逃走
知ってはならない「真実」。伝えてはいけない「情報」。それらが社会に解き放たれない為に、彼らは逃走者を追いかける。
月の光が降り注ぐ平原を、一つの小さな影が走り抜ける。
「追え! 決して逃すな!!」
そして、それを複数の大きな影を追っていた。
大きな影の内の一人、リーダー格の男が鬼の様な形相で言う。
「どんな手段を使っても良いが、怪我はさせるなよ! 大事な大事な商ブヘェッ!」
小さな影、少女が放った物体が鬼の顔面を捉えた。
「アタシにだって簡単な魔法は使えるんだからね! べぇーっだ!」
「クソガキがぁ……!」
少女は後ろ向きに走りながら器用に男を煽る。平原で障害物が無いからこそできる芸当だ。しかし、少女は油断していた。
突然の突風が急に少女の不意をつき奇襲する!!
「きゃあっ!?」
少女はバランスを崩し、転倒し始める。不幸にも後ろ走りが災いし、このままでは地面に後頭部を打ち付けてしまう。大怪我は免れない。

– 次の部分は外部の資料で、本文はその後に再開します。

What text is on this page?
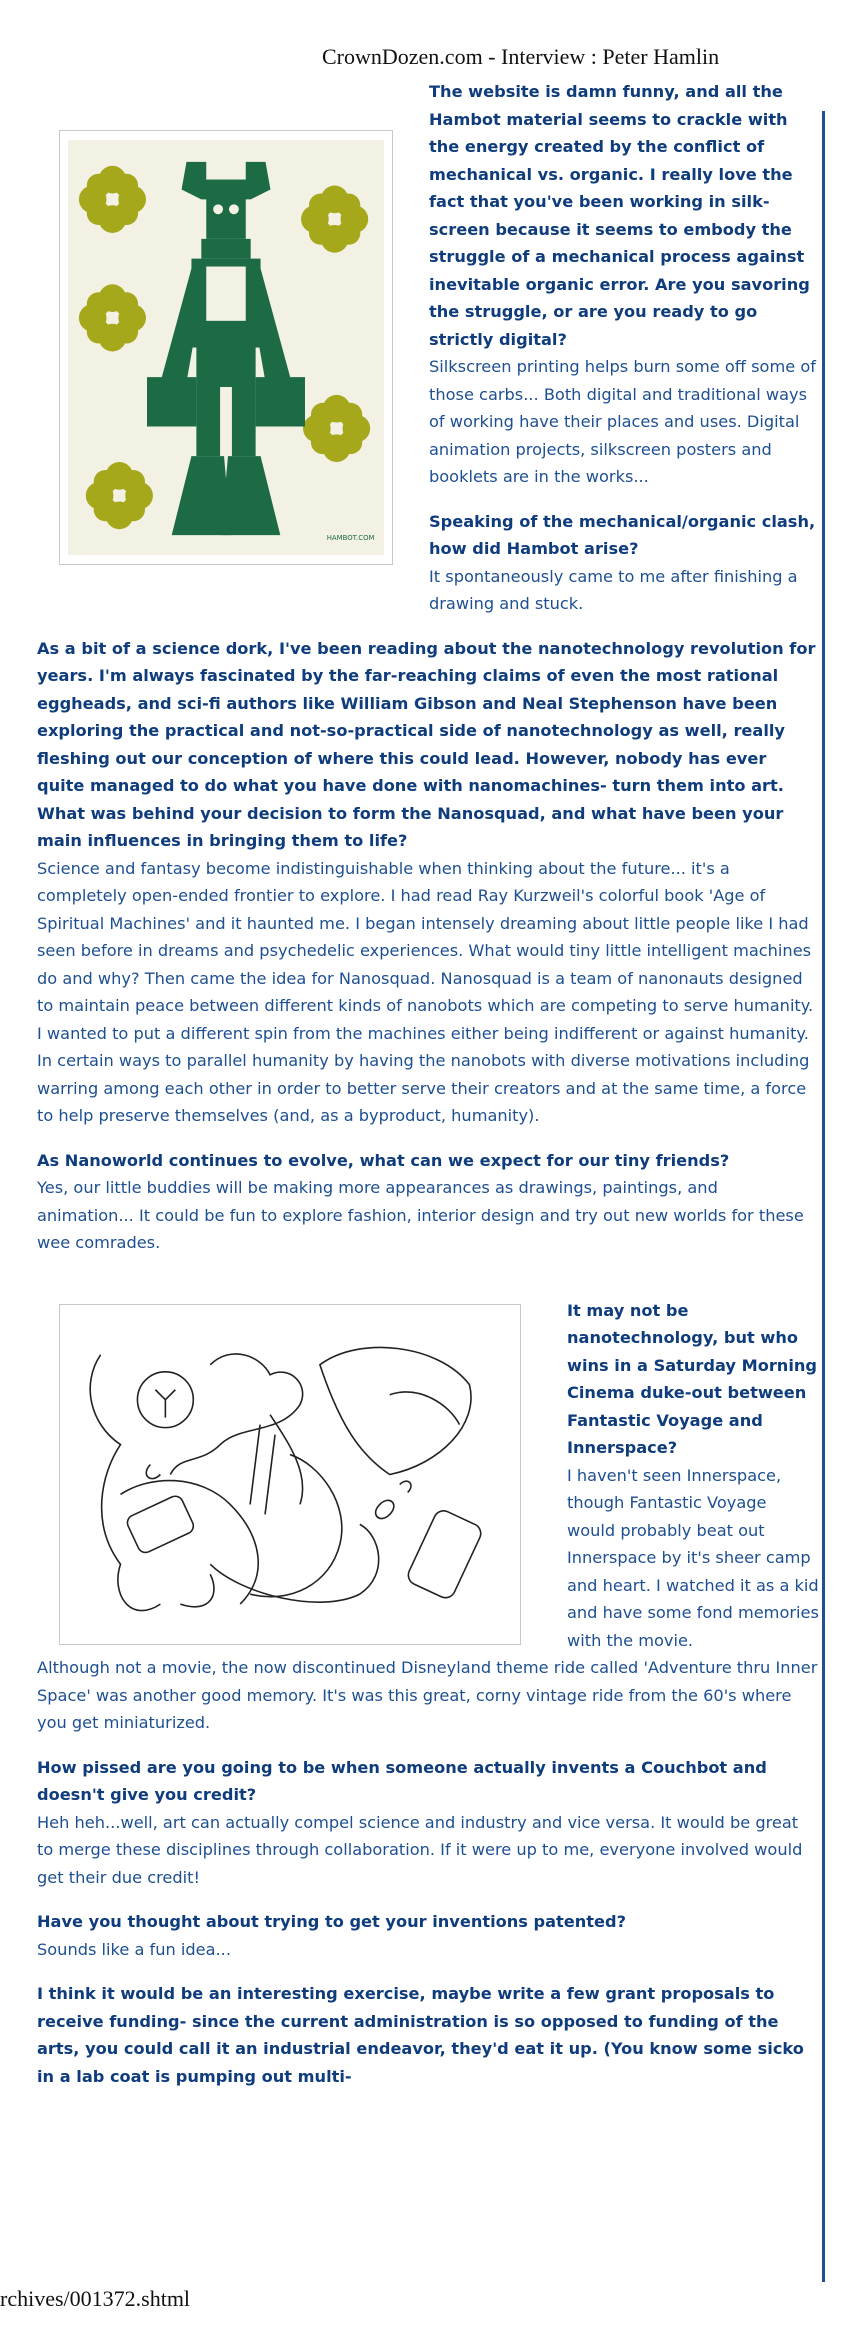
CrownDozen.com - Interview : Peter Hamlin
HAMBOT.COM

The website is damn funny, and all the Hambot material seems to crackle with the energy created by the conflict of mechanical vs. organic. I really love the fact that you've been working in silk-screen because it seems to embody the struggle of a mechanical process against inevitable organic error. Are you savoring the struggle, or are you ready to go strictly digital?
Silkscreen printing helps burn some off some of those carbs... Both digital and traditional ways of working have their places and uses. Digital animation projects, silkscreen posters and booklets are in the works...

Speaking of the mechanical/organic clash, how did Hambot arise?
It spontaneously came to me after finishing a drawing and stuck.

As a bit of a science dork, I've been reading about the nanotechnology revolution for years. I'm always fascinated by the far-reaching claims of even the most rational eggheads, and sci-fi authors like William Gibson and Neal Stephenson have been exploring the practical and not-so-practical side of nanotechnology as well, really fleshing out our conception of where this could lead. However, nobody has ever quite managed to do what you have done with nanomachines- turn them into art. What was behind your decision to form the Nanosquad, and what have been your main influences in bringing them to life?
Science and fantasy become indistinguishable when thinking about the future... it's a completely open-ended frontier to explore. I had read Ray Kurzweil's colorful book 'Age of Spiritual Machines' and it haunted me. I began intensely dreaming about little people like I had seen before in dreams and psychedelic experiences. What would tiny little intelligent machines do and why? Then came the idea for Nanosquad. Nanosquad is a team of nanonauts designed to maintain peace between different kinds of nanobots which are competing to serve humanity. I wanted to put a different spin from the machines either being indifferent or against humanity. In certain ways to parallel humanity by having the nanobots with diverse motivations including warring among each other in order to better serve their creators and at the same time, a force to help preserve themselves (and, as a byproduct, humanity).

As Nanoworld continues to evolve, what can we expect for our tiny friends?
Yes, our little buddies will be making more appearances as drawings, paintings, and animation... It could be fun to explore fashion, interior design and try out new worlds for these wee comrades.

It may not be nanotechnology, but who wins in a Saturday Morning Cinema duke-out between Fantastic Voyage and Innerspace?
I haven't seen Innerspace, though Fantastic Voyage would probably beat out Innerspace by it's sheer camp and heart. I watched it as a kid and have some fond memories with the movie.
Although not a movie, the now discontinued Disneyland theme ride called 'Adventure thru Inner Space' was another good memory. It's was this great, corny vintage ride from the 60's where you get miniaturized.

How pissed are you going to be when someone actually invents a Couchbot and doesn't give you credit?
Heh heh...well, art can actually compel science and industry and vice versa. It would be great to merge these disciplines through collaboration. If it were up to me, everyone involved would get their due credit!

Have you thought about trying to get your inventions patented?
Sounds like a fun idea...

I think it would be an interesting exercise, maybe write a few grant proposals to receive funding- since the current administration is so opposed to funding of the arts, you could call it an industrial endeavor, they'd eat it up. (You know some sicko in a lab coat is pumping out multi-

rchives/001372.shtml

だが、そうなる事はなかった。高身長の男が少女をフワリと優しく受け止めたからだ。同時にガッシリと少女を拘束した。
「お怪我はありませんか!? ありませんね!! それでは帰りましょう!!」
「はーなーせー!!」
実は先程の疾風、この長身の男が起こしたものだ。正確には高速移動の余波である。小さな少女でも魔法が使えるならば、大人も魔法を使えてもおかしくない。そう、風を置き去りにして走る魔法を使えてもおかしくないのである!

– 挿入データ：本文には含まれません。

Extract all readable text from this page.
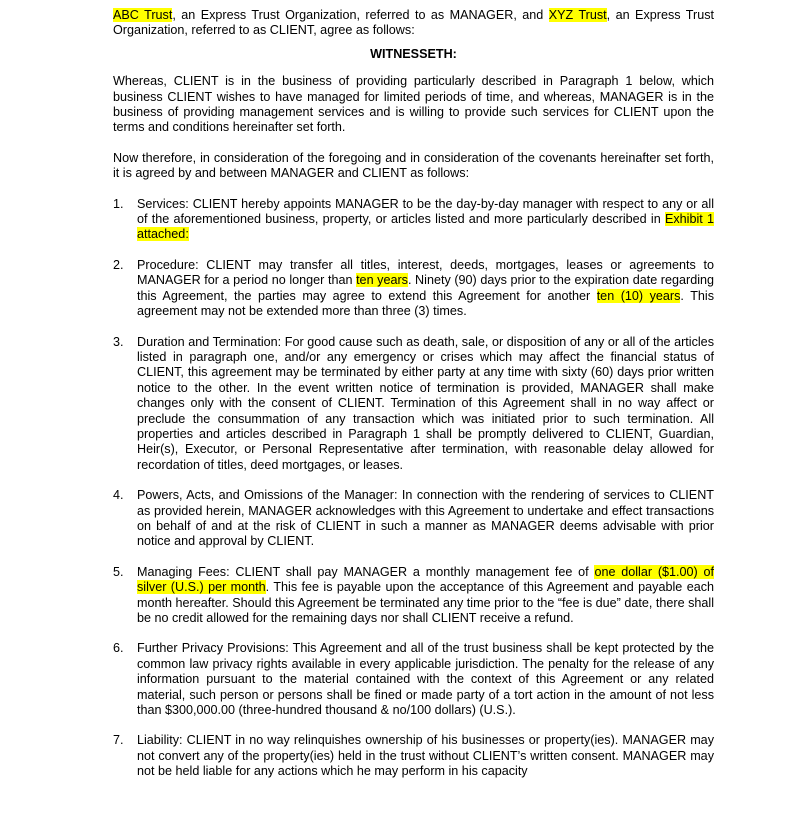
ABC Trust, an Express Trust Organization, referred to as MANAGER, and XYZ Trust, an Express Trust Organization, referred to as CLIENT, agree as follows:

WITNESSETH:

Whereas, CLIENT is in the business of providing particularly described in Paragraph 1 below, which business CLIENT wishes to have managed for limited periods of time, and whereas, MANAGER is in the business of providing management services and is willing to provide such services for CLIENT upon the terms and conditions hereinafter set forth.

Now therefore, in consideration of the foregoing and in consideration of the covenants hereinafter set forth, it is agreed by and between MANAGER and CLIENT as follows:

1. Services: CLIENT hereby appoints MANAGER to be the day-by-day manager with respect to any or all of the aforementioned business, property, or articles listed and more particularly described in Exhibit 1 attached:
2. Procedure: CLIENT may transfer all titles, interest, deeds, mortgages, leases or agreements to MANAGER for a period no longer than ten years. Ninety (90) days prior to the expiration date regarding this Agreement, the parties may agree to extend this Agreement for another ten (10) years. This agreement may not be extended more than three (3) times.
3. Duration and Termination: For good cause such as death, sale, or disposition of any or all of the articles listed in paragraph one, and/or any emergency or crises which may affect the financial status of CLIENT, this agreement may be terminated by either party at any time with sixty (60) days prior written notice to the other. In the event written notice of termination is provided, MANAGER shall make changes only with the consent of CLIENT. Termination of this Agreement shall in no way affect or preclude the consummation of any transaction which was initiated prior to such termination. All properties and articles described in Paragraph 1 shall be promptly delivered to CLIENT, Guardian, Heir(s), Executor, or Personal Representative after termination, with reasonable delay allowed for recordation of titles, deed mortgages, or leases.
4. Powers, Acts, and Omissions of the Manager: In connection with the rendering of services to CLIENT as provided herein, MANAGER acknowledges with this Agreement to undertake and effect transactions on behalf of and at the risk of CLIENT in such a manner as MANAGER deems advisable with prior notice and approval by CLIENT.
5. Managing Fees: CLIENT shall pay MANAGER a monthly management fee of one dollar ($1.00) of silver (U.S.) per month. This fee is payable upon the acceptance of this Agreement and payable each month hereafter. Should this Agreement be terminated any time prior to the “fee is due” date, there shall be no credit allowed for the remaining days nor shall CLIENT receive a refund.
6. Further Privacy Provisions: This Agreement and all of the trust business shall be kept protected by the common law privacy rights available in every applicable jurisdiction. The penalty for the release of any information pursuant to the material contained with the context of this Agreement or any related material, such person or persons shall be fined or made party of a tort action in the amount of not less than $300,000.00 (three-hundred thousand & no/100 dollars) (U.S.).
7. Liability: CLIENT in no way relinquishes ownership of his businesses or property(ies). MANAGER may not convert any of the property(ies) held in the trust without CLIENT’s written consent. MANAGER may not be held liable for any actions which he may perform in his capacity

鬼顔だった男が、今度は満面の笑みで少女に近づいてくる。
「よーし、良くやった。後はその脱走者を館に連れ帰って、汚れを落として、温かいメシを食わせて、フカフカの寝床に着かせたら一件落着だな!」
「うわぁん。はなせー!!」
必死に暴れる少女。しかし、抵抗も虚しく少女は男達に連れて行かれる。
こうして、脱走劇は幕を下ろした。
なお、前書きは本編と一切関係ありません。